PTE听力口语练习素材:科学60秒 – waterlogged fingertips

PTE考生目前最大的问题之一就是练习题缺乏。除了有限的基本官方书(PLUS,Testbuilder, OG)之外就没有题了。很多英语基础不是很扎实的同学很难找到练习材料。墨尔本文波雅思PTE培训学校专门为墨尔本,悉尼PTE考生准备了适合PTE听力阅读练习的科学60秒。各位PTE同学可以练习PTE听力中的summarise spoken text和PTE口语中的retell lecture,练习记笔记技巧和复述。废话少说,下面开始:


Wrinkled Fingers Are Not Slippery When Wet

听力内容:

60秒科学节目(SSS)是科学美国人网站的一套广播栏目,英文名称:Scientific American – 60 Second Science,节目内容以科学报道为主,节目仅一分钟的时间,主要对当今的科学技术新发展作以简明、通俗的介绍,对于科学的发展如何影响人们的生活环境、健康状况及科学技术,提供了大量简明易懂的阐释。
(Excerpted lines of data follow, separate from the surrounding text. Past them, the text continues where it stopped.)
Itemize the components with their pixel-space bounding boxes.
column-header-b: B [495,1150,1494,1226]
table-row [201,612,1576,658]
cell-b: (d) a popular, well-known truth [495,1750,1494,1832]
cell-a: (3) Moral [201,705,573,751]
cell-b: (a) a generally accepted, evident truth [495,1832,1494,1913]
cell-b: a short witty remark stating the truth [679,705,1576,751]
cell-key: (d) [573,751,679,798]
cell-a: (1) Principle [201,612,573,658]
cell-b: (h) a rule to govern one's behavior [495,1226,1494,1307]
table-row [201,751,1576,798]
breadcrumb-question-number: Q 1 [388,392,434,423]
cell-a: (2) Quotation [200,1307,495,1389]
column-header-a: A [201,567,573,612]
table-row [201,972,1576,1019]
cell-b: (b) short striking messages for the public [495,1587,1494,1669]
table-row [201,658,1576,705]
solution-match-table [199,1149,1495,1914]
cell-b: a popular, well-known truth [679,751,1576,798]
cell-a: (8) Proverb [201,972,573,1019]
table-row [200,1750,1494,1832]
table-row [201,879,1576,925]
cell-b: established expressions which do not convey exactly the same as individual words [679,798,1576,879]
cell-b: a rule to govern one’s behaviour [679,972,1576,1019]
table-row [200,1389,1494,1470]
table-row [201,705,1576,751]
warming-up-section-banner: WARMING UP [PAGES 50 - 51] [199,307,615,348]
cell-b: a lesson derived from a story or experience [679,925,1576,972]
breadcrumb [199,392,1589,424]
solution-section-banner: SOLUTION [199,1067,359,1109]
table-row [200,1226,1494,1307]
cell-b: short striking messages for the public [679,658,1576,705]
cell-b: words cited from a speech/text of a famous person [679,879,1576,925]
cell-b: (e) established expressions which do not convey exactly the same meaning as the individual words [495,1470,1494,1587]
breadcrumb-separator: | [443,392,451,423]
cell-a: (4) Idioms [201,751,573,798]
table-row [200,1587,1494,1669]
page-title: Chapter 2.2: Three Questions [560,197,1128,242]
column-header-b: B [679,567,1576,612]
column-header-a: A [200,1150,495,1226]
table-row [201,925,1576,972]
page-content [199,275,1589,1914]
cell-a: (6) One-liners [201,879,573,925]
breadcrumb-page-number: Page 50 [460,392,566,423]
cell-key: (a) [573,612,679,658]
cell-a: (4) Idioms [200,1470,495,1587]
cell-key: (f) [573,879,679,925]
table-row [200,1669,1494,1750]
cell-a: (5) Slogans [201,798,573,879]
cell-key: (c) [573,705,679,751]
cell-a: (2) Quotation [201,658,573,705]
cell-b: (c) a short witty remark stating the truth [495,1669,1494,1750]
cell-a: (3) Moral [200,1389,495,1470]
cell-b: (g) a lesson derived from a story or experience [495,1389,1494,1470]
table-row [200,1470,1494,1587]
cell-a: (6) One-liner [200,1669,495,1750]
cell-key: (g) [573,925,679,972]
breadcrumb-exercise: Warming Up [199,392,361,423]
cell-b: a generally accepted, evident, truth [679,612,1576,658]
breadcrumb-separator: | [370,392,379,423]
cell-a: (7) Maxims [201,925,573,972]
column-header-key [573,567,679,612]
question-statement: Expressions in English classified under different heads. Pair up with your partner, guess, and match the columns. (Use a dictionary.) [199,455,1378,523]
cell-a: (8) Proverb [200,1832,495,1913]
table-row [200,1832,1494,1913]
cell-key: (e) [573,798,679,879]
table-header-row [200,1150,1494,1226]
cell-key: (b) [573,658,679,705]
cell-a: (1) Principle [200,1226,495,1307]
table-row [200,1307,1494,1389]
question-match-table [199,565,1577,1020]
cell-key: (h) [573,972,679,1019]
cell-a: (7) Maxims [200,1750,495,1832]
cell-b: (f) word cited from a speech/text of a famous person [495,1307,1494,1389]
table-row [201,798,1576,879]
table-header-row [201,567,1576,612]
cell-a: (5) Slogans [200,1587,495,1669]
Volunteers were more adept at handling wet objects when their fingertips had gotten waterlogged to the point of being wrinkled than when their fingers were dry. Karen Hopkin reports

After a long bath, your fingers and toes come out all wrinkly. You may have wondered why your skin would go and do such a thing. Now a study shows that puckered digits give us a surer hold on objects that are slippery when wet. This gripping discovery appears in the Royal Society journal Biology Letters. [Kyriacos Kareklas, Daniel Nettle and Tom V. Smulders, Water-induced finger wrinkles improve handling of wet objects]

It might seem like magic, or maybe osmosis, that sets your fingertips rippling after being submerged for awhile. But it’s actually an active process that’s controlled by the same part of the nervous system that regulates your heartbeat, breathing and even sweat. So, underwater wrinkling is something your body does on purpose.

To explore the potential advantages of waterlogged fingertips, researchers asked volunteers to move a bunch of marbles from one bucket of water to another. Sometimes their fingers were wrinkled, sometimes they were smooth. The results: subjects were more nimble with the wet marbles when their fingers were wrinkled.

Could be that this mechanism gave our ancestors a leg-up, or hand-up, when it came to grabbing wet fruit or dashing through the rain. Now science has shown that wrinkled fingers also help keep us from losing our marbles.